Ocean as Large as Lake Superior Found on Enceladus, a Tiny Moon Orbiting Saturn

Enceladus jets
Enceladus's water vapor jets, emitted from the southern polar region. Image courtesy of NASA/JPL-Caltech and Space Science Institute

In an unlikely corner of our solar system, scientists have discovered evidence of what they believe is a subterranean ocean. The water means a tiny moon orbiting Saturn could be one of the few places in the solar system with the right ingredients for life.

The moon Enceladus is only 300 miles wide—it would fit between New York City and Charlottesville, Va. It's a mini-world with a bright, icy, frigid surface, and it is just one of an astounding 62 moons orbiting the ringed planet. But it is not just a static, boring ice ball. Fractures on the moon's surface—evocatively named "tiger stripes"—emit jets of frozen water that help form one of the bands in Saturn's rings.

Enceladus
Image of Saturn's moon Enceladus, showing the "tiger stripes," long fractures from which the water vapor jets are emitted. Image courtesy of NASA/JPL/Space Science Institute

Scientists now say the likely source of those jets is a hidden ocean. Because of the subterranean sea, and other clues such as salts and simple carbon molecules found in the moon's plume, the inside of Enceladus is "a very attractive potential place to look for life," says Jonathan Lunine, the director of the Center for Radiophysics and Space Research at Cornell University. Lunine is part of an international team of scientists—they hail from two Italian universities, the University of California Santa Cruz, the California Institute of Technology, and NASA's Jet Propulsion Laboratory—who wrote a paper for the journal Science, laying out the evidence for the ocean they think is on this moon.

Enceladus's ocean was found using gravity measurements taken from the Cassini spacecraft, which was launched in 1997 and has been orbiting Saturn for a decade. "Gravity allows us, in a sense, to open a window into the interior of the moon," said Luciano Iess, a professor of planetary sciences at Sapienza Universita di Roma and the study's lead author.

Between 2010 and 2012, Cassini buzzed the surface of Enceladus three times to measure its gravity—twice over the south pole, and once over the north, where it came within 50 kilometers of the moon. Radio waves sent from NASA's Deep Space Network traveled approximately 850 million miles to Cassini and then were retransmitted by the craft back to Earth, where the much weaker signals were received and analyzed. By using the Doppler effect—the phenomenon that explains why the sirens of an ambulance change pitch as it passes by you—scientists were able to use those faint signals to conclude that there must be a dense material between the crust and the moon's core.
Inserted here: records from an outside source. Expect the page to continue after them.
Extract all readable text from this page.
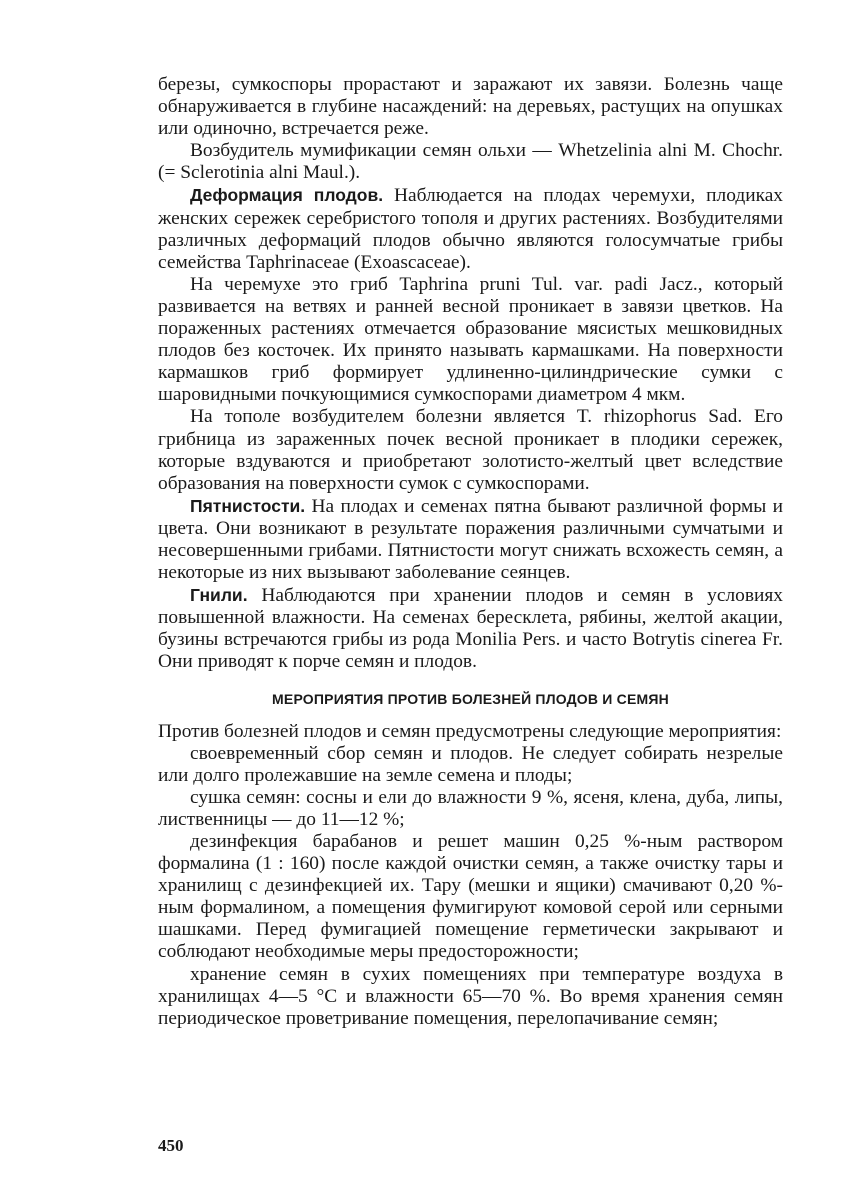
березы, сумкоспоры прорастают и заражают их завязи. Болезнь чаще обнаруживается в глубине насаждений: на деревьях, растущих на опушках или одиночно, встречается реже.

Возбудитель мумификации семян ольхи — Whetzelinia alni M. Chochr. (= Sclerotinia alni Maul.).

Деформация плодов. Наблюдается на плодах черемухи, плодиках женских сережек серебристого тополя и других растениях. Возбудителями различных деформаций плодов обычно являются голосумчатые грибы семейства Taphrinaceae (Exoascaceae).

На черемухе это гриб Taphrina pruni Tul. var. padi Jacz., который развивается на ветвях и ранней весной проникает в завязи цветков. На пораженных растениях отмечается образование мясистых мешковидных плодов без косточек. Их принято называть кармашками. На поверхности кармашков гриб формирует удлиненно-цилиндрические сумки с шаровидными почкующимися сумкоспорами диаметром 4 мкм.

На тополе возбудителем болезни является T. rhizophorus Sad. Его грибница из зараженных почек весной проникает в плодики сережек, которые вздуваются и приобретают золотисто-желтый цвет вследствие образования на поверхности сумок с сумкоспорами.

Пятнистости. На плодах и семенах пятна бывают различной формы и цвета. Они возникают в результате поражения различными сумчатыми и несовершенными грибами. Пятнистости могут снижать всхожесть семян, а некоторые из них вызывают заболевание сеянцев.

Гнили. Наблюдаются при хранении плодов и семян в условиях повышенной влажности. На семенах бересклета, рябины, желтой акации, бузины встречаются грибы из рода Monilia Pers. и часто Botrytis cinerea Fr. Они приводят к порче семян и плодов.

МЕРОПРИЯТИЯ ПРОТИВ БОЛЕЗНЕЙ ПЛОДОВ И СЕМЯН

Против болезней плодов и семян предусмотрены следующие мероприятия:

своевременный сбор семян и плодов. Не следует собирать незрелые или долго пролежавшие на земле семена и плоды;

сушка семян: сосны и ели до влажности 9 %, ясеня, клена, дуба, липы, лиственницы — до 11—12 %;

дезинфекция барабанов и решет машин 0,25 %-ным раствором формалина (1 : 160) после каждой очистки семян, а также очистку тары и хранилищ с дезинфекцией их. Тару (мешки и ящики) смачивают 0,20 %-ным формалином, а помещения фумигируют комовой серой или серными шашками. Перед фумигацией помещение герметически закрывают и соблюдают необходимые меры предосторожности;

хранение семян в сухих помещениях при температуре воздуха в хранилищах 4—5 °С и влажности 65—70 %. Во время хранения семян периодическое проветривание помещения, перелопачивание семян;

450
And that dense material, they say, is likely liquid water.

"This water ocean—for indeed it must be very large—will be sitting on top of the rocky core at a depth of about 50 kilometers," says David Stevenson, a professor of Planetary Science at the California Institute of Technology and one of the study's co-authors, "And that ocean may extend halfway or more toward the equator in every direction. This means it is as large, or larger than, Lake Superior."

Scientists don't have direct proof that the ocean exists, nor do they have a way of looking inside the moon to understand where the moon's icy jets are coming from. It's possible that the water could be coming from ice that is melted through friction, as tidal stresses from Saturn affect the moon. "I would say the best explanation is one where there's some 'plumbing system' that connects the ocean through cracks to the plumes and the emissions at the surface, but that's just an educated guess," adds Stevenson.

The next step in searching for life in this inferred ocean, says Lunine, would be to return to the moon: "One way to do that would be to go back to Enceladus with a mass spectrometer, or other chemical analyzers, that could look for heavier organics than Cassini is capable of looking at." They could do so by flying through the moon's icy jets.

Enceladus is not the only spot in the solar system where scientists think an underwater ocean might be: They think one also might exist on the Jovian moon of Europa, which is much bigger than the little Saturnian moon on which they are they are focused. Lunine added: "We just need to be more aggressive in getting the next generation of spacecraft both to Europa and to the Saturn system once the Cassini mission is over."

As for the Cassini spacecraft itself, its primary mission finished in 2008, but it's still in "excellent health," notes Iess. It will continue studying the Saturn system, eventually meeting its end when it plunges into the planet's atmosphere, collecting more data all the way down.